A royal son was born to Catherine, Duchess of Cambridge, and Prince William at 4:24 p.m. Monday.Buckingham Palace’s formal declaration was barely longer than a birth announcement that we would see in any American newspaper: “Her Royal Highness The Duchess of Cambridge was safely delivered of a son at 4.24 p.m. The baby weighs 8lbs 6oz. The Duke of Cambridge was present for the birth."

Tweets flew around the world. Facebook and online media pages exploded with the news. And then everyone, except for those in Commonwealth realms, returned to their own worlds. After all, what else is there to know?

Well, consider that Prince William and Kate Middleton’s son is third in line to the British throne after grandfather Prince Charles and the infant’s father. Or how about the fact that British Parliament is changing a 300-year-old law so the child – whether it had been a boy or girl – would be heir to the throne?

Some of this sounds so foreign — as in sense that it’s new — to younger Americans. Despite this country’s unique path to freedom, Americans tend to overlook world history, and as it turns out, a fourth of us aren't clear on our own history.

In 2011, the nonprofit Marist Institute for Public Opinion asked Americans if they knew from which country the United States declared its independence. Of the respondents, 76 percent knew the correct answer: Great Britain. But 20 percent were unsure and 6 percent declared another country including Mexico, Spain, France, Japan and China.

Of those under 30 years of age, 67 percent knew the right answer; the percentage increases as the age goes up.

If only the American Revolution had taken place via text messages then younger folks likely would have paid attention.
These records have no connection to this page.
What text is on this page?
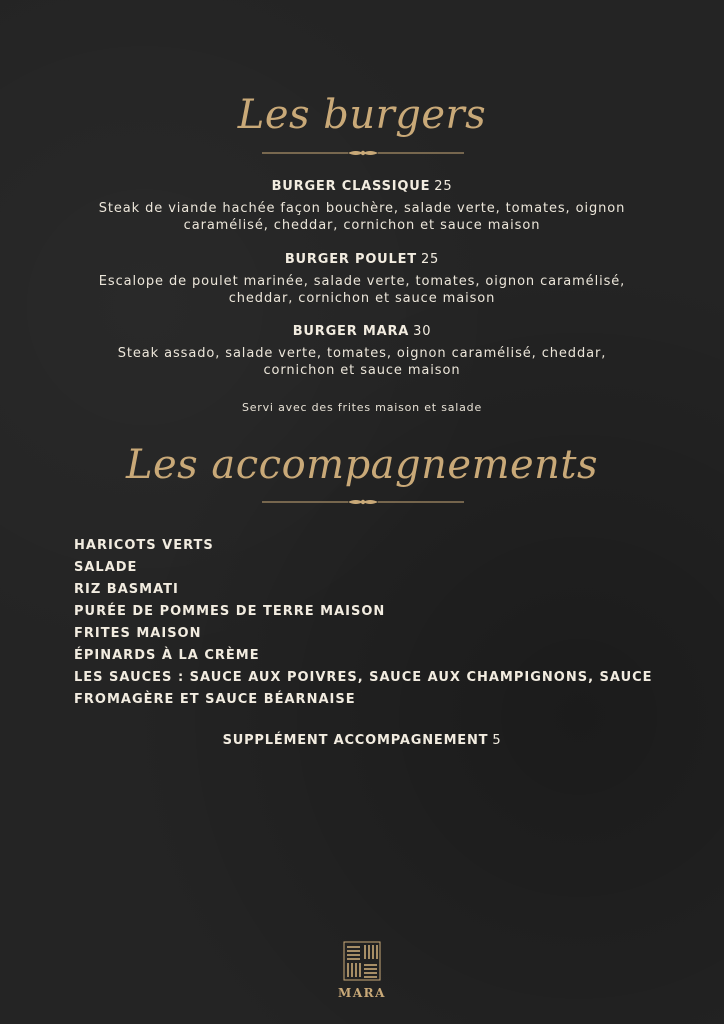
Les burgers
BURGER CLASSIQUE 25
Steak de viande hachée façon bouchère, salade verte, tomates, oignon
caramélisé, cheddar, cornichon et sauce maison
BURGER POULET 25
Escalope de poulet marinée, salade verte, tomates, oignon caramélisé,
cheddar, cornichon et sauce maison
BURGER MARA 30
Steak assado, salade verte, tomates, oignon caramélisé, cheddar,
cornichon et sauce maison
Servi avec des frites maison et salade
Les accompagnements
HARICOTS VERTS
SALADE
RIZ BASMATI
PURÉE DE POMMES DE TERRE MAISON
FRITES MAISON
ÉPINARDS À LA CRÈME
LES SAUCES : SAUCE AUX POIVRES, SAUCE AUX CHAMPIGNONS, SAUCE
FROMAGÈRE ET SAUCE BÉARNAISE
SUPPLÉMENT ACCOMPAGNEMENT 5
MARA
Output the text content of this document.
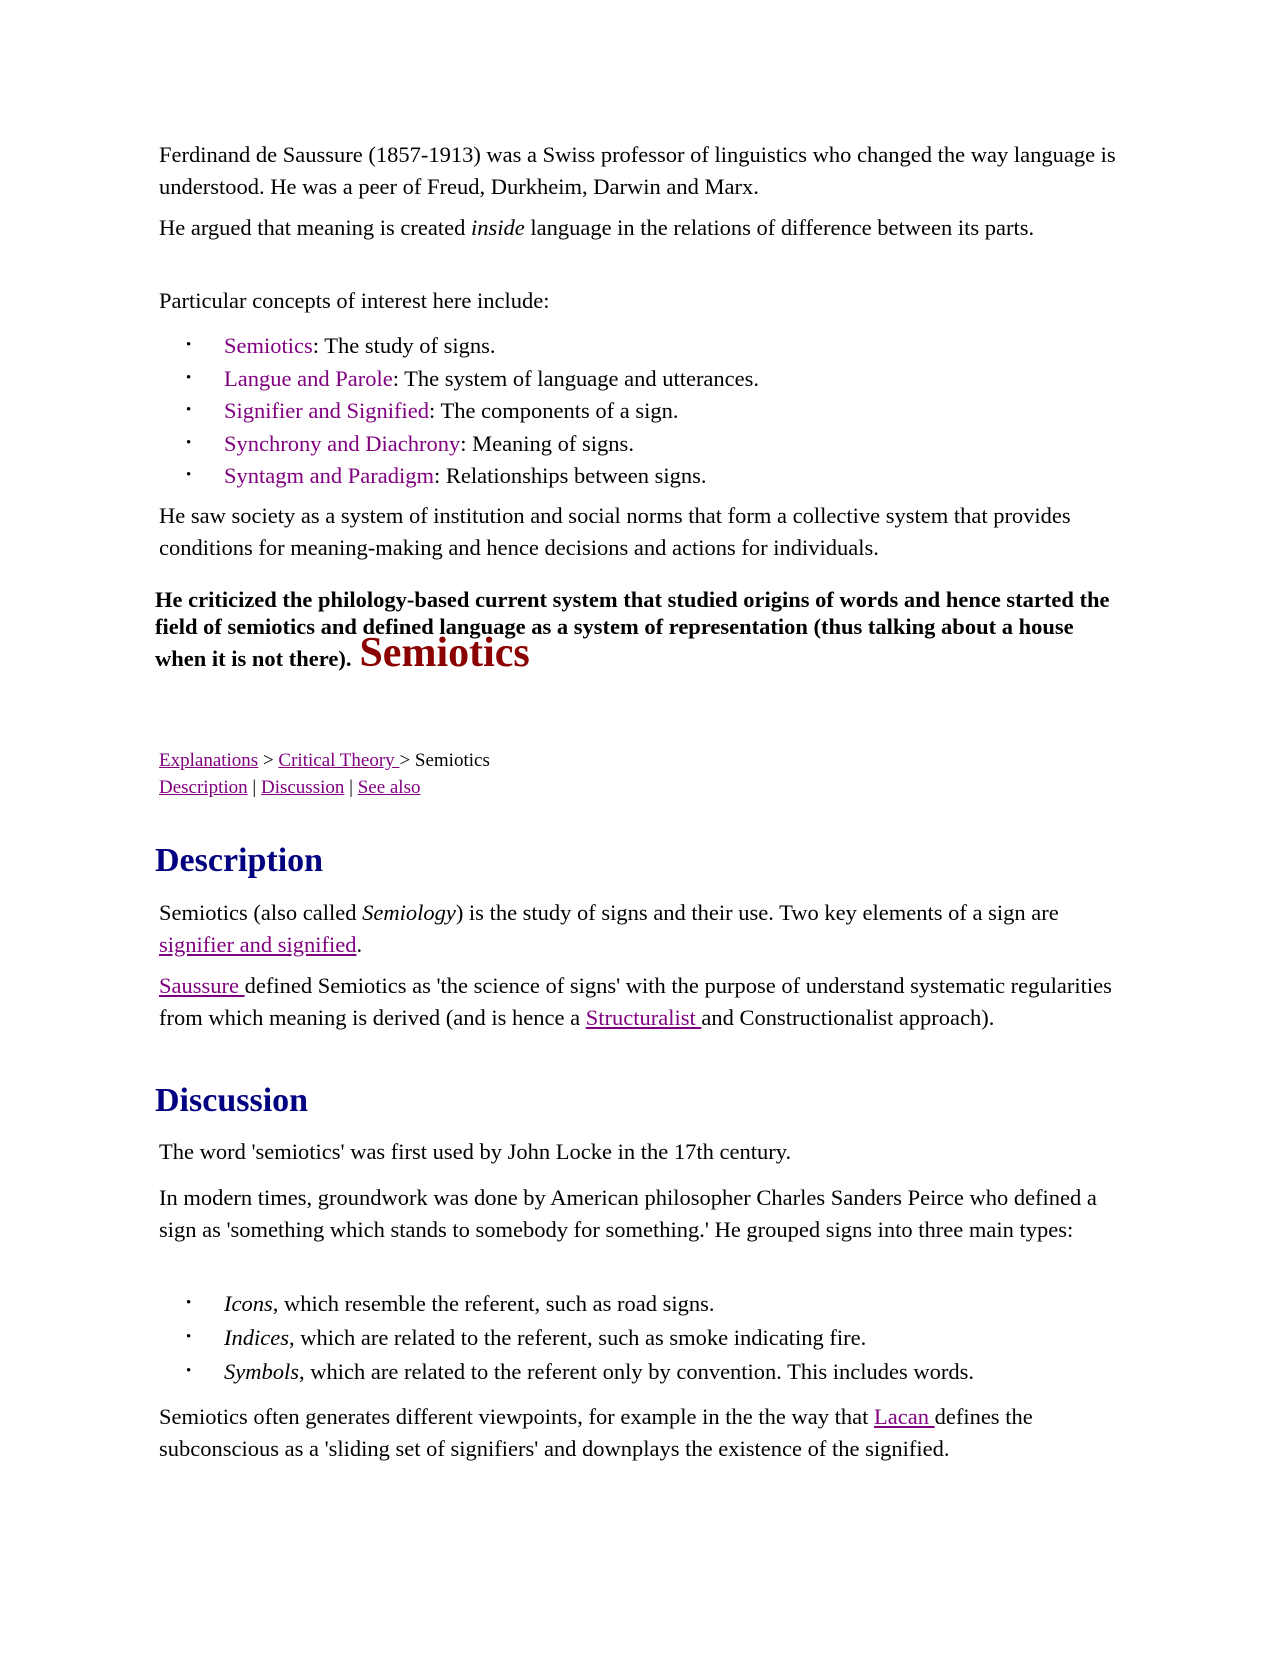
Ferdinand de Saussure (1857-1913) was a Swiss professor of linguistics who changed the way language is understood. He was a peer of Freud, Durkheim, Darwin and Marx.

He argued that meaning is created inside language in the relations of difference between its parts.

Particular concepts of interest here include:

• Semiotics: The study of signs.
• Langue and Parole: The system of language and utterances.
• Signifier and Signified: The components of a sign.
• Synchrony and Diachrony: Meaning of signs.
• Syntagm and Paradigm: Relationships between signs.

He saw society as a system of institution and social norms that form a collective system that provides conditions for meaning-making and hence decisions and actions for individuals.

He criticized the philology-based current system that studied origins of words and hence started the field of semiotics and defined language as a system of representation (thus talking about a house when it is not there). Semiotics
Explanations > Critical Theory > Semiotics
Description | Discussion | See also
Description

Semiotics (also called Semiology) is the study of signs and their use. Two key elements of a sign are signifier and signified.

Saussure defined Semiotics as 'the science of signs' with the purpose of understand systematic regularities from which meaning is derived (and is hence a Structuralist and Constructionalist approach).

Discussion

The word 'semiotics' was first used by John Locke in the 17th century.

In modern times, groundwork was done by American philosopher Charles Sanders Peirce who defined a sign as 'something which stands to somebody for something.' He grouped signs into three main types:

• Icons, which resemble the referent, such as road signs.
• Indices, which are related to the referent, such as smoke indicating fire.
• Symbols, which are related to the referent only by convention. This includes words.

Semiotics often generates different viewpoints, for example in the the way that Lacan defines the subconscious as a 'sliding set of signifiers' and downplays the existence of the signified.
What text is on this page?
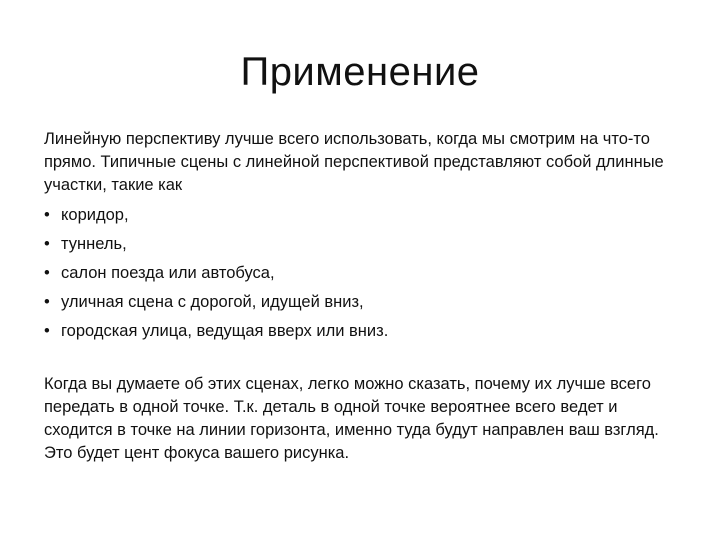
Применение

Линейную перспективу лучше всего использовать, когда мы смотрим на что-то прямо. Типичные сцены с линейной перспективой представляют собой длинные участки, такие как

• коридор,
• туннель,
• салон поезда или автобуса,
• уличная сцена с дорогой, идущей вниз,
• городская улица, ведущая вверх или вниз.

Когда вы думаете об этих сценах, легко можно сказать, почему их лучше всего передать в одной точке. Т.к. деталь в одной точке вероятнее всего ведет и сходится в точке на линии горизонта, именно туда будут направлен ваш взгляд. Это будет цент фокуса вашего рисунка.
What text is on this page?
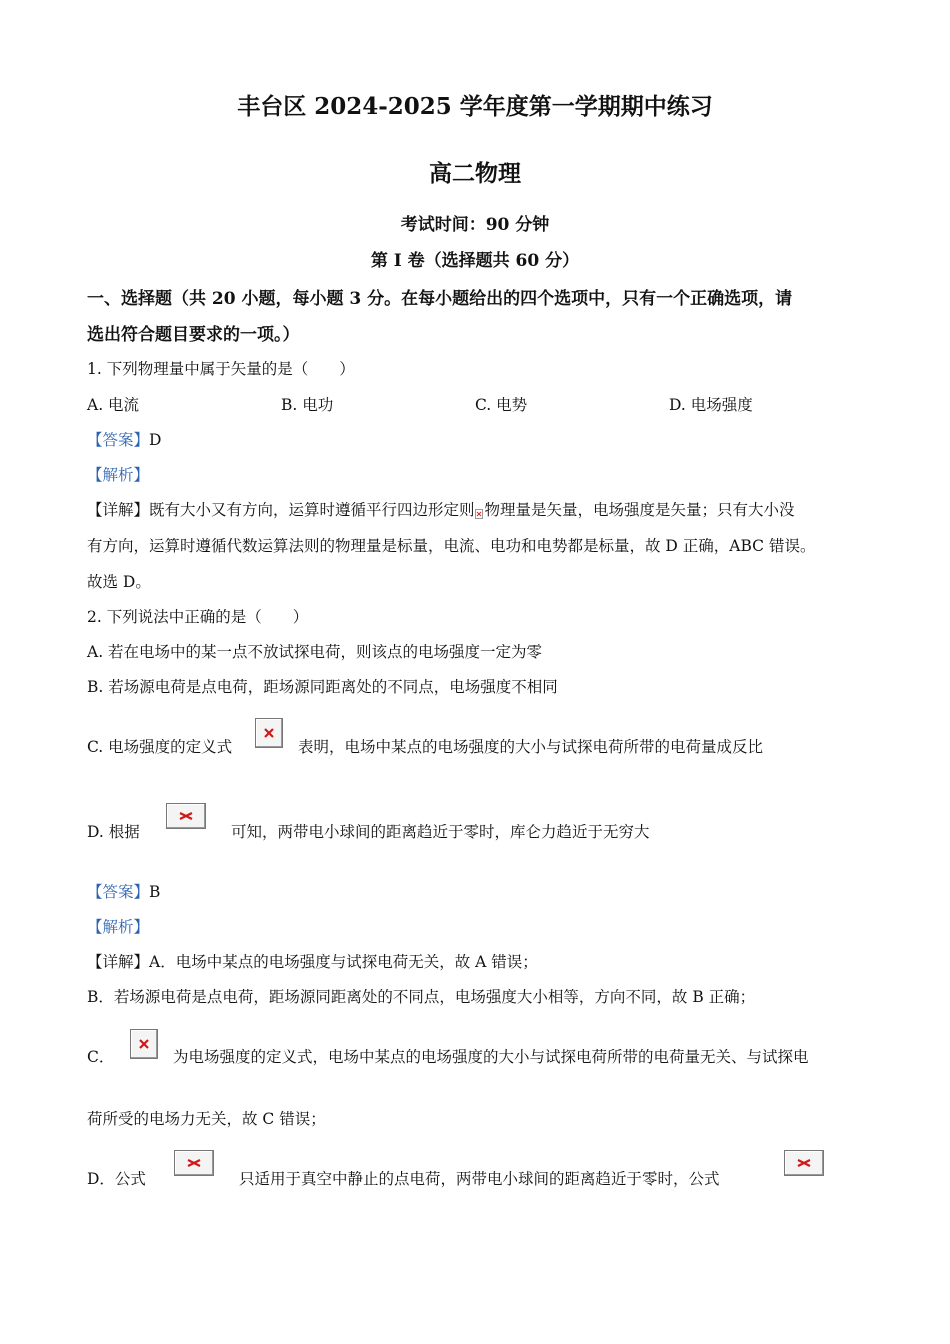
丰台区 2024-2025 学年度第一学期期中练习
高二物理
考试时间：90 分钟
第 I 卷（选择题共 60 分）
一、选择题（共 20 小题，每小题 3 分。在每小题给出的四个选项中，只有一个正确选项，请
选出符合题目要求的一项。）
1. 下列物理量中属于矢量的是（　　）
A. 电流	B. 电功	C. 电势	D. 电场强度
【答案】D
【解析】
【详解】既有大小又有方向，运算时遵循平行四边形定则 物理量是矢量，电场强度是矢量；只有大小没
有方向，运算时遵循代数运算法则的物理量是标量，电流、电功和电势都是标量，故 D 正确，ABC 错误。
故选 D。
2. 下列说法中正确的是（　　）
A. 若在电场中的某一点不放试探电荷，则该点的电场强度一定为零
B. 若场源电荷是点电荷，距场源同距离处的不同点，电场强度不相同
C. 电场强度的定义式	表明，电场中某点的电场强度的大小与试探电荷所带的电荷量成反比
D. 根据	可知，两带电小球间的距离趋近于零时，库仑力趋近于无穷大
【答案】B
【解析】
【详解】A．电场中某点的电场强度与试探电荷无关，故 A 错误；
B．若场源电荷是点电荷，距场源同距离处的不同点，电场强度大小相等，方向不同，故 B 正确；
C．	为电场强度的定义式，电场中某点的电场强度的大小与试探电荷所带的电荷量无关、与试探电
荷所受的电场力无关，故 C 错误；
D．公式	只适用于真空中静止的点电荷，两带电小球间的距离趋近于零时，公式
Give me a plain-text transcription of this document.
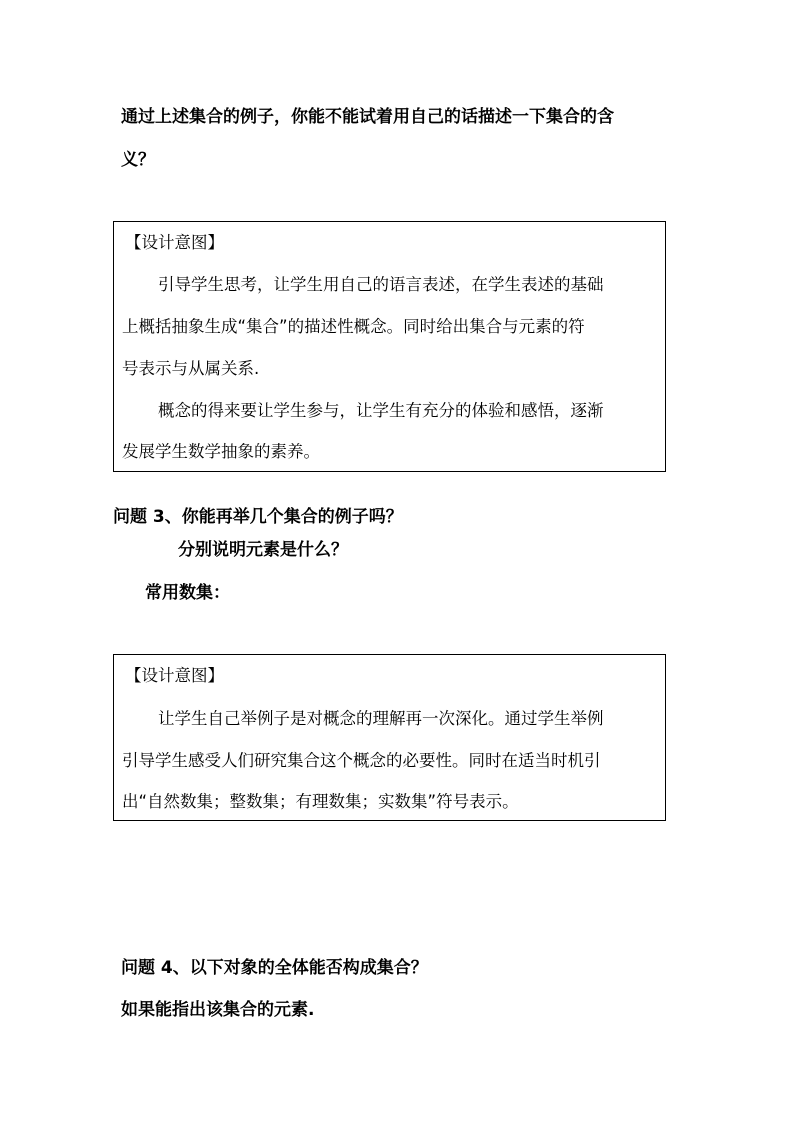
通过上述集合的例子，你能不能试着用自己的话描述一下集合的含
义？
【设计意图】
引导学生思考，让学生用自己的语言表述，在学生表述的基础
上概括抽象生成“集合”的描述性概念。同时给出集合与元素的符
号表示与从属关系.
概念的得来要让学生参与，让学生有充分的体验和感悟，逐渐
发展学生数学抽象的素养。
问题 3、你能再举几个集合的例子吗？
分别说明元素是什么？
常用数集：
【设计意图】
让学生自己举例子是对概念的理解再一次深化。通过学生举例
引导学生感受人们研究集合这个概念的必要性。同时在适当时机引
出“自然数集；整数集；有理数集；实数集”符号表示。
问题 4、以下对象的全体能否构成集合？
如果能指出该集合的元素.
What this tells us is what we always suspect. The study of history doesn’t seem to figure into young lives as much as we would hope. That is why certain events — an Olympics, destructive tsunami or stunning assassination — tend to stay in our minds as we identify a specific site with a specific incident. Some of us might not know of any world history if it wasn't for such otherwise common events as the birth of a child to celebrity parents.